A reasonable rate of profit was not the sine qua non of the validity of action taken in furtherance of the powers conferred by Section 3 (1) and Section 3 (2)(c) of the act. It was also held that availability of an essential commodity to the common man, at a fair price, must rank higher than any other consideration.

The Essential Commodities Act is enlisted under the Ninth Schedule of the Constitution. This does not, however, mean it is outside the scope of judicial review.

The Ninth Schedule came under scrutiny after the landmark IR Coelho, 2007 judgement. The Supreme Court said the laws inserted in it after April 24, 1973 — the day the Kesavananda Bharti verdict was pronounced — are also open to judicial review if they are violative of the basic structure of the Constitution.

Farmers may approach the Supreme Court if they feel laws such as the Essential Commodities Act violate their fundamental rights under Articles 14, 19, 21 or 32.

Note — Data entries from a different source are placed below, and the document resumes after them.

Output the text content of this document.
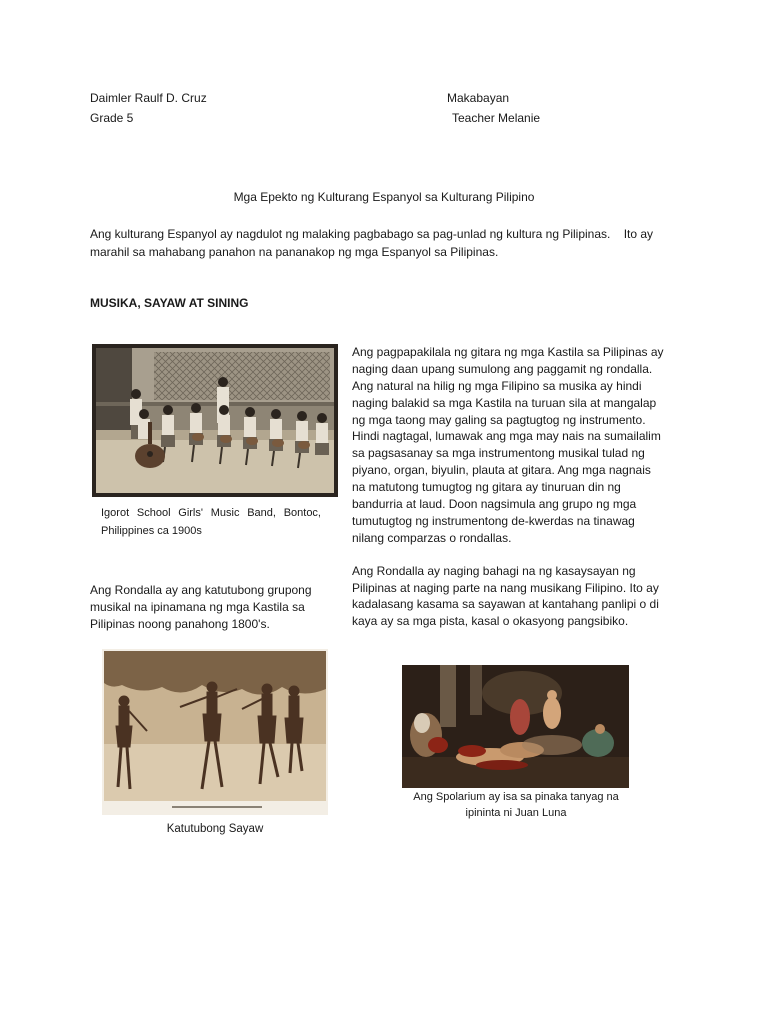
Daimler Raulf D. Cruz
Grade 5
Makabayan
Teacher Melanie
Mga Epekto ng Kulturang Espanyol sa Kulturang Pilipino
Ang kulturang Espanyol ay nagdulot ng malaking pagbabago sa pag-unlad ng kultura ng Pilipinas.    Ito ay
marahil sa mahabang panahon na pananakop ng mga Espanyol sa Pilipinas.
MUSIKA, SAYAW AT SINING
Igorot School Girls' Music Band, Bontoc,
Philippines ca 1900s
Ang pagpapakilala ng gitara ng mga Kastila sa Pilipinas ay
naging daan upang sumulong ang paggamit ng rondalla.
Ang natural na hilig ng mga Filipino sa musika ay hindi
naging balakid sa mga Kastila na turuan sila at mangalap
ng mga taong may galing sa pagtugtog ng instrumento.
Hindi nagtagal, lumawak ang mga may nais na sumailalim
sa pagsasanay sa mga instrumentong musikal tulad ng
piyano, organ, biyulin, plauta at gitara. Ang mga nagnais
na matutong tumugtog ng gitara ay tinuruan din ng
bandurria at laud. Doon nagsimula ang grupo ng mga
tumutugtog ng instrumentong de-kwerdas na tinawag
nilang comparzas o rondallas.
Ang Rondalla ay naging bahagi na ng kasaysayan ng
Pilipinas at naging parte na nang musikang Filipino. Ito ay
kadalasang kasama sa sayawan at kantahang panlipi o di
kaya ay sa mga pista, kasal o okasyong pangsibiko.
Ang Rondalla ay ang katutubong grupong
musikal na ipinamana ng mga Kastila sa
Pilipinas noong panahong 1800's.
Katutubong Sayaw
Ang Spolarium ay isa sa pinaka tanyag na
ipininta ni Juan Luna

Questions over the amendment

The ordinance does not expressly define ‘extraordinary circumstances’, which ‘may’ include war, famine, extraordinary price rise and natural calamities of a grave nature.

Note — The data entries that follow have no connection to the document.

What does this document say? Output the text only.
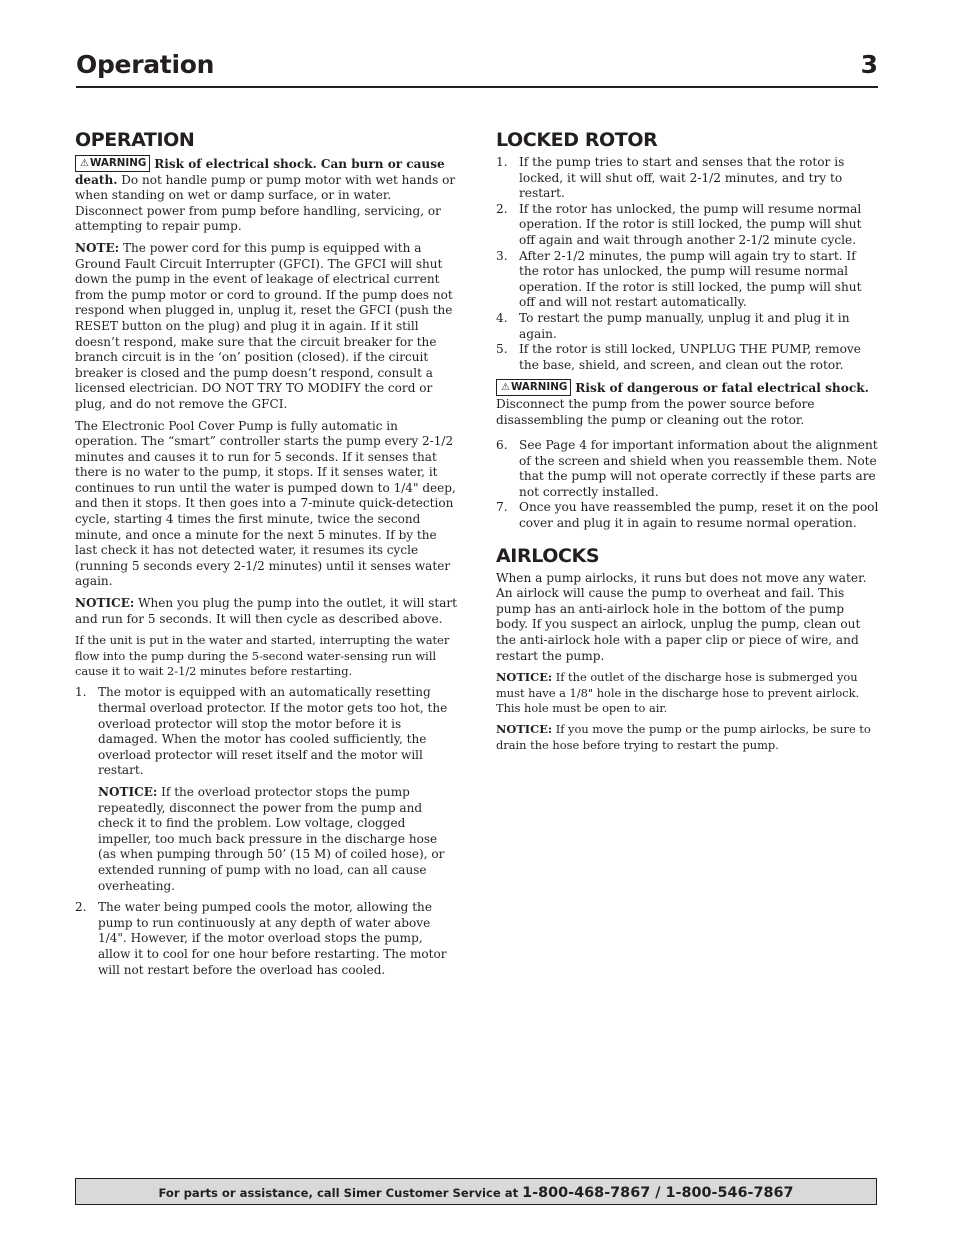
Operation	3
OPERATION

⚠WARNING Risk of electrical shock. Can burn or cause death. Do not handle pump or pump motor with wet hands or when standing on wet or damp surface, or in water. Disconnect power from pump before handling, servicing, or attempting to repair pump.

NOTE: The power cord for this pump is equipped with a Ground Fault Circuit Interrupter (GFCI). The GFCI will shut down the pump in the event of leakage of electrical current from the pump motor or cord to ground. If the pump does not respond when plugged in, unplug it, reset the GFCI (push the RESET button on the plug) and plug it in again. If it still doesn’t respond, make sure that the circuit breaker for the branch circuit is in the ‘on’ position (closed). if the circuit breaker is closed and the pump doesn’t respond, consult a licensed electrician. DO NOT TRY TO MODIFY the cord or plug, and do not remove the GFCI.

The Electronic Pool Cover Pump is fully automatic in operation. The “smart” controller starts the pump every 2-1/2 minutes and causes it to run for 5 seconds. If it senses that there is no water to the pump, it stops. If it senses water, it continues to run until the water is pumped down to 1/4" deep, and then it stops. It then goes into a 7-minute quick-detection cycle, starting 4 times the first minute, twice the second minute, and once a minute for the next 5 minutes. If by the last check it has not detected water, it resumes its cycle (running 5 seconds every 2-1/2 minutes) until it senses water again.

NOTICE: When you plug the pump into the outlet, it will start and run for 5 seconds. It will then cycle as described above.

If the unit is put in the water and started, interrupting the water flow into the pump during the 5-second water-sensing run will cause it to wait 2-1/2 minutes before restarting.

1. The motor is equipped with an automatically resetting thermal overload protector. If the motor gets too hot, the overload protector will stop the motor before it is damaged. When the motor has cooled sufficiently, the overload protector will reset itself and the motor will restart.

NOTICE: If the overload protector stops the pump repeatedly, disconnect the power from the pump and check it to find the problem. Low voltage, clogged impeller, too much back pressure in the discharge hose (as when pumping through 50’ (15 M) of coiled hose), or extended running of pump with no load, can all cause overheating.

2. The water being pumped cools the motor, allowing the pump to run continuously at any depth of water above 1/4". However, if the motor overload stops the pump, allow it to cool for one hour before restarting. The motor will not restart before the overload has cooled.
LOCKED ROTOR
1. If the pump tries to start and senses that the rotor is locked, it will shut off, wait 2-1/2 minutes, and try to restart.
2. If the rotor has unlocked, the pump will resume normal operation. If the rotor is still locked, the pump will shut off again and wait through another 2-1/2 minute cycle.
3. After 2-1/2 minutes, the pump will again try to start. If the rotor has unlocked, the pump will resume normal operation. If the rotor is still locked, the pump will shut off and will not restart automatically.
4. To restart the pump manually, unplug it and plug it in again.
5. If the rotor is still locked, UNPLUG THE PUMP, remove the base, shield, and screen, and clean out the rotor.

⚠WARNING Risk of dangerous or fatal electrical shock. Disconnect the pump from the power source before disassembling the pump or cleaning out the rotor.

6. See Page 4 for important information about the alignment of the screen and shield when you reassemble them. Note that the pump will not operate correctly if these parts are not correctly installed.
7. Once you have reassembled the pump, reset it on the pool cover and plug it in again to resume normal operation.
AIRLOCKS

When a pump airlocks, it runs but does not move any water. An airlock will cause the pump to overheat and fail. This pump has an anti-airlock hole in the bottom of the pump body. If you suspect an airlock, unplug the pump, clean out the anti-airlock hole with a paper clip or piece of wire, and restart the pump.

NOTICE: If the outlet of the discharge hose is submerged you must have a 1/8" hole in the discharge hose to prevent airlock. This hole must be open to air.

NOTICE: If you move the pump or the pump airlocks, be sure to drain the hose before trying to restart the pump.

For parts or assistance, call Simer Customer Service at 1-800-468-7867 / 1-800-546-7867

Even in extraordinary circumstances, the government only ‘may’ choose to exercise regulation. Such legislative ambiguity makes one question the entire exercise of introducing this particular provision.

Drastic changes such as the removal of stock limits and exemption to exporters, traders and value chain participants may not help farmers directly.

Big corporates and multi-national corporations (MNC) may prefer to stock up their quota at the time of harvest when prices are low and, thus, would not need to buy from farmers when prices rise.

If farmers decide to retain produce for later, prices may not go up or the private sector may not enter the market to purchase.

Why the act is still relevant

India no longer faces food shortage problems, according to the Economic Survey, 2020. Food grain production has increased since the 1950s and India is now an exporter, thereby rendering the act anachronistic.

What is seemingly ignored, however, is the population of India increased to 1.3 billion in 2020 from 360 million in 1951.

There are more mouths to feed and the responsibility of ensuring food security to the masses cannot be shunned. Sights of migrants scraping for morsels of food during the COVID-19 crisis continue to haunt.

The survey said 76,000 raids were conducted in 2019 under the Essential Commodities Act to prevent violation of stock limits.

A considerable administrative effort was utilised for the enforcement of the act, according to the survey. It was also pointed out that the conviction rate was an abysmal 3.8 per cent. This should, however, not be the reason for diluting the act.

Instead, an effective framework must be put in place to ensure speedy trial and disposal of violation cases.

One cannot ignore the pulses scam that involved the manipulation of prices in 2015. Investigation by the Income-Tax Department found several big MNCs played a major role in spiking prices of pulses.

India is still dependent on the monsoon for producing sufficient food grains. A majority of farm holding in India is small and marginal.

Another locust attack may occur in the near future. The El Nino phenomenon has hit Indian agriculture hard in the past. Given the timing of this amendment ordinance, it is likely to benefit big traders, big corporates and MNCs, but not the farmers directly.

Our policies, thus, must ensure sustainable farm growth taking into consideration factors like climate change, land holdings, consumer capacity and farmers’ interests.

The author is a lawyer.

Views expressed are the author’s own and don’t necessarily reflect those of Down To Earth.